The allocation of teacher training places could be subject to new metrics that have been described by an advocate for universities as “undoubtedly biased” in favour of school-based routes.
Only the “best” training providers will be given guaranteed place allocations based on their performance in three metrics, understood to be course completion rates, employability and attainment.
It is also understood the measures could be used for allocating places in 2017-18, which providers will begin recruiting for this September.
“Centres of excellence” were promised by the government in last month’s white paper to give stability to the initial teacher training (ITT) sector.
Since September, training providers have faced national recruitment caps; when a fixed number of trainees are recruited across the country, providers have to stop taking any more, even if their courses are half-full.
This caused multiple problems across the university routes, and was described as “chaotic and shambolic” after its introduction.
In response, the government brought in a new “75 per cent” rule for providers after the University of Cambridge said it would have to close its history course because of the new rules.

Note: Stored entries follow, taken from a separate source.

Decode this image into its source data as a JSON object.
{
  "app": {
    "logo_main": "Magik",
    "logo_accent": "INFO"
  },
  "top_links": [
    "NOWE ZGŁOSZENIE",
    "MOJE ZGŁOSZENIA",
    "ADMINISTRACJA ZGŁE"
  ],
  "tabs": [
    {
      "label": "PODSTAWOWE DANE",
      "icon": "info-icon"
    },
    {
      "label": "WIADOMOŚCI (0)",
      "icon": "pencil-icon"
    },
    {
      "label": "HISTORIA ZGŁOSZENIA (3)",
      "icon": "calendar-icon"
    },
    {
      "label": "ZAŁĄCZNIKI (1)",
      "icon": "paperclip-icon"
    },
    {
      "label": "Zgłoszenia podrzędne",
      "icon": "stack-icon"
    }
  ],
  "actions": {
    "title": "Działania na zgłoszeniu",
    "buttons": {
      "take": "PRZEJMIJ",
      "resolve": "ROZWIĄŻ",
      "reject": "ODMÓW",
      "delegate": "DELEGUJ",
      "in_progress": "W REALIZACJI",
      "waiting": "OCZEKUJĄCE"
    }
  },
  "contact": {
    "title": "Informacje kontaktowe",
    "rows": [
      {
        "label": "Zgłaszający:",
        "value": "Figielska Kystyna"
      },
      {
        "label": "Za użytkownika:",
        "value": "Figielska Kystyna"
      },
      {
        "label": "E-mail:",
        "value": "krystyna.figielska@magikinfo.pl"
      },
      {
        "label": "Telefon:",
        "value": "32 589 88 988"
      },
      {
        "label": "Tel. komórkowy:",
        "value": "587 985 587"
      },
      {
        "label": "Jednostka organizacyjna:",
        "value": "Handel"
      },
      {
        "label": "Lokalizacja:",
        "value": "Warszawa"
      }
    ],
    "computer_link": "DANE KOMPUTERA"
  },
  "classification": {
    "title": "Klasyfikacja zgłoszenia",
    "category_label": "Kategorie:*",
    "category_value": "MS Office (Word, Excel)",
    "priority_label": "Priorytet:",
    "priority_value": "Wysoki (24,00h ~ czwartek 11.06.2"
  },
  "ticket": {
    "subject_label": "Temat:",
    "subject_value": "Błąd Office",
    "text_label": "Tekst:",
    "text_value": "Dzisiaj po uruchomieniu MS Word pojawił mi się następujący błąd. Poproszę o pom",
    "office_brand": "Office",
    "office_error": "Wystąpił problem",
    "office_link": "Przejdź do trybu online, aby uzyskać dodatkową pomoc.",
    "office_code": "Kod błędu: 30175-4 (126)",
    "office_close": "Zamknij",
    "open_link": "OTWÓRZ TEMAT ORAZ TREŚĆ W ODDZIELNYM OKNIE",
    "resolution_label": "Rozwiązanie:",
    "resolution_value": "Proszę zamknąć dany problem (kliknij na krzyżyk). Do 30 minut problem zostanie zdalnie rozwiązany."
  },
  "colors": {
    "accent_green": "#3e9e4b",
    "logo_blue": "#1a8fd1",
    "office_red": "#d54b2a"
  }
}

It allowed providers to keep recruiting in certain subjects until they had offered places to 75 per cent of the numbers they recruited last year.
The Department for Education (DfE) then confirmed multi-year allocations would return for the “best providers”, both school and university-led.
However, the inclusion of course completion rates and employability suggests the government is still favouring in-school training routes.
Pam Tatlow (pictured), chief executive of MillionPlus, an advocate group for universities, said the criteria were “undoubtedly biased” in favour of school-based routes in which trainees work as salaried teachers and “progression into employment is virtually guaranteed”.
Tatlow said the criteria would “further undermine the viability of university-led courses” and would fail to address teacher shortages.
Universities will be less favoured under the new metrics, suggests analysis by Schools Week.
In 2013-14, only 16 (of 255) training providers had all trainees complete their courses and gain employment. All were school-based.
The “best” universities in terms of completion and employment were Leeds Trinity and Buckingham – both with 100 per cent completion and 92 per cent of trainees with jobs.
Russell Group universities, considered to be favoured by ministers, do not rank well on the metrics. Newcastle University is top among the so-called “elite” group, ranking 27th based on completion rates. While its primary and secondary routes had almost universal completion, just 64 per cent of trainees were then employed as a teacher.
At the University of Cambridge, which the government stepped in to save from
the forced recruitment caps earlier this year, 98 per cent of trainees completed secondary school training, with 96 per cent finding employment.
James Noble-Rogers, executive director of the Universities Council for the Education of Teachers, urged the government to use Ofsted ratings as a measure for selecting “best providers”.
Teacher training providers are subjected to inspections, similar to schools, and are given similar grades. Noble-Rogers suggested anyone with a “good or outstanding” measure should be considered “best”.
He also echoed concerns about using “employability” as a metric. Data previously collected by the General Teaching Council showed that while trainees in school-based routes immediately began work, many from university routes “took time out, or did supply teaching, before taking a permanent job”.
Recent figures show that those in school-based training tend to be over 25, while most on university routes are under 25.
Noble-Rogers suggested criteria including widening participation, the recruitment of teachers from underrepresented groups, and research activity, claiming this would prevent any kind of “gaming” of the system.